Before you increase sending volume, run through this DNS and reputation checklist. Most inbox issues trace back to one of these six areas.
1. SPF (Sender Policy Framework)
Confirm a single v=spf1 TXT record on the apex domain includes every tool that sends mail. Watch for more than 10 DNS lookups and avoid +all.
2. DKIM (DomainKeys Identified Mail)
DKIM signs messages cryptographically. Look for a TXT record at selector._domainkey.yourdomain.com. Common selectors include google, default, and provider-specific names.
3. DMARC
Publish v=DMARC1 at _dmarc.yourdomain.com. Start with p=none plus rua reporting, then move toward quarantine or reject.
4. MX records
Valid MX records prove the domain is configured for mail routing. Wrong or missing MX can signal misconfiguration to filters and break replies.
5. Nameservers (NS)
Unexpected NS changes or lame delegations can indicate DNS hijacking or sloppy migrations—worth a glance during client onboarding.

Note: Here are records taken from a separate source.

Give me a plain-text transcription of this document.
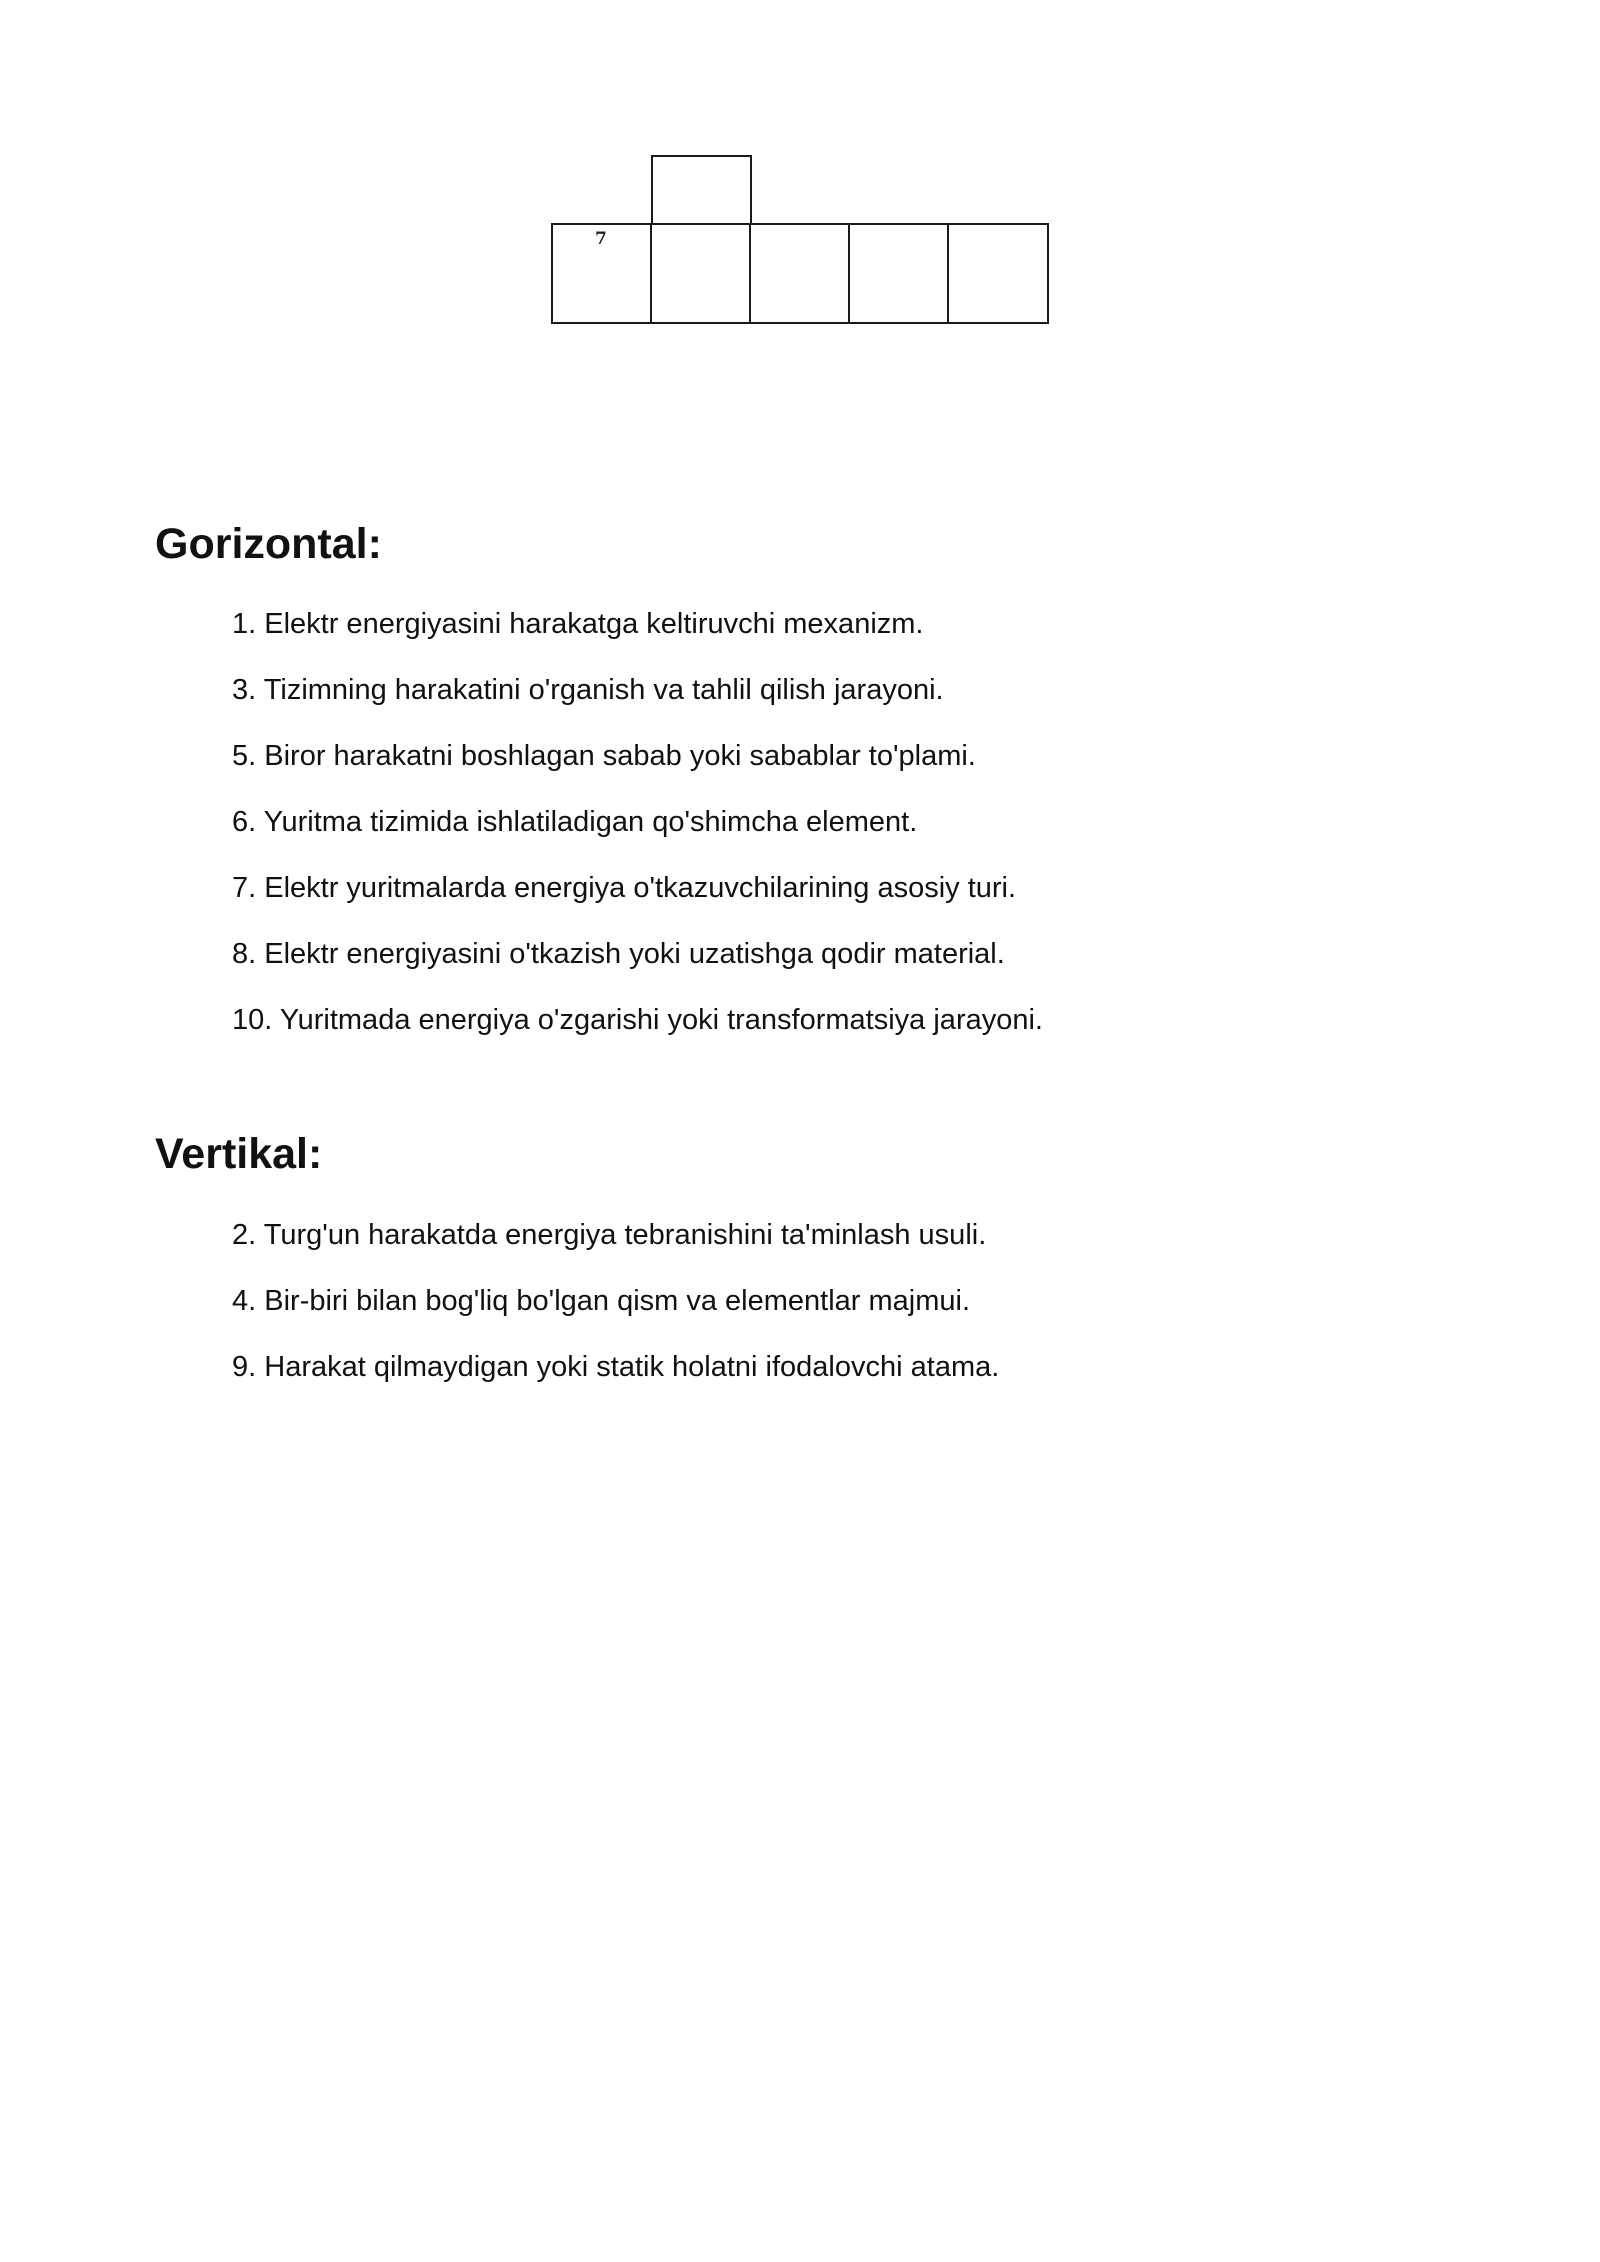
7
Gorizontal:
1. Elektr energiyasini harakatga keltiruvchi mexanizm.
3. Tizimning harakatini o'rganish va tahlil qilish jarayoni.
5. Biror harakatni boshlagan sabab yoki sabablar to'plami.
6. Yuritma tizimida ishlatiladigan qo'shimcha element.
7. Elektr yuritmalarda energiya o'tkazuvchilarining asosiy turi.
8. Elektr energiyasini o'tkazish yoki uzatishga qodir material.
10. Yuritmada energiya o'zgarishi yoki transformatsiya jarayoni.
Vertikal:
2. Turg'un harakatda energiya tebranishini ta'minlash usuli.
4. Bir-biri bilan bog'liq bo'lgan qism va elementlar majmui.
9. Harakat qilmaydigan yoki statik holatni ifodalovchi atama.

6. Blocklists (DNSBL / URIBL)
If your mail server IP or domain appears on major blocklists, inbox placement suffers regardless of authentication. Check Spamhaus, SpamCop, SURBL, and related lists.
Automate the checklist
Doing this manually across dozens of domains does not scale. FeedPipeline runs all six checks in one pass using Google Public DNS—free, no account required.
Export results as JSON, CSV, or TXT to share with clients or attach to onboarding docs.
Final thought
Authentication and reputation are cumulative. Fix DNS fundamentals first, then focus on content, lists, and engagement—the stack works best when the foundation is solid.